Analyst Research
Mastering modern cloud security risk and threat management
Key takeaways:
- Identity breaches and excessive permissions are the top two cloud security threats, making stronger identity governance your most critical defense.
- Research finds 19% of organizations have no one responsible for cloud security. Learn how attackers exploit this resource gap and how a unified strategy for both cloud and on-prem security can help.
- Explore a six-part framework for consolidating data, scaling governance, and leveraging automation to stop modern cloud attacks before they cause damage.
Identity breaches and misconfigurations increase cloud security threats
The top security threats to cloud environments are specific weaknesses that attackers actively exploit. These findings highlight critical identity and access management challenges your organization faces.
According to a survey of security and DevOps professionals, the most significant threats are identity-related breaches (25%) and excessive permissions (22%).
Further data on identity and access management shows that organizations also struggle with siloed teams making privilege management difficult (18%) and relying on ad-hoc or best effort access reviews (15%). These issues underscore the need for better identity and access management.
Close behind are unpatched vulnerabilities at 19%, which reinforces the foundational importance of a proactive vulnerability management program to shrink attackers’ windows of opportunity.
Your organization must also address persistent cloud misconfigurations and prepare for potential zero-day exploits to secure your operations.
A new playbook for scaling cloud security
The Techstrong Research report offers clear cloud risk management strategies:
- Consolidate and integrate security data
- Leverage CNAPP for more complex architectures
- Increase governance across cloud identities and entitlements
- Focus on Kubernetes and container security
- Embrace automation to scale security processes
- Invest in continuous employee training
For complex environments built on microservices and APIs, the report recommends leveraging a cloud-native application protection platform (CNAPP) to fill knowledge gaps, including a dedicated focus on Kubernetes security and improving software supply chain security, which the report identifies as a significant threat vector.
Your teams should also pair these technical solutions with stronger processes and governance, such as enforcing least privilege access to reduce breach risk.
From insight to action with Tenable
Tenable Cloud Security directly addresses these core challenges by giving your cloud security team unified visibility across your cloud identities and entitlements so they can implement least privilege and automate critical risk discovery, just as the experts in this report recommend.

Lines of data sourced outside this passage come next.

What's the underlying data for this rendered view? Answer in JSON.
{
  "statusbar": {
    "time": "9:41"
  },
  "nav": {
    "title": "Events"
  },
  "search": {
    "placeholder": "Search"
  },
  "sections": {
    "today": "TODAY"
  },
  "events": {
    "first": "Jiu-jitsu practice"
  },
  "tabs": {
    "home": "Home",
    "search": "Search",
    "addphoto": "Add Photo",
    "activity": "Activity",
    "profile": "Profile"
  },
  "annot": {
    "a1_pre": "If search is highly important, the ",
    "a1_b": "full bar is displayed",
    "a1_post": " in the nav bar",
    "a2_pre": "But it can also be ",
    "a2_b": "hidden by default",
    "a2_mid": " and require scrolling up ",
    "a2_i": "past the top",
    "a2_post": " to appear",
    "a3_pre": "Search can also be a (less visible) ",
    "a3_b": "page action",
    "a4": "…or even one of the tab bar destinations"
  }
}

Frequently asked questions
Find the answers to common questions about cloud security. This information can help you understand the key details.
Who is responsible for cloud security in most organizations?
The 2024 TechStrong report finds that most organizations have fractured cloud security ownership. While 41% have a dedicated team, 19% have no one specifically responsible for cloud security.
What are the top security skills teams want to learn?
In 2024, security professionals were most focused on learning container and Kubernetes security (17%), zero trust and least privilege (16%), and AI-driven automation (15%).
What is the biggest weakness in cloud environments?
The research identifies identity as a critical focal point. The top two threats are identity-related breaches (25%) and excessive permissions (22%), making identity governance a top priority.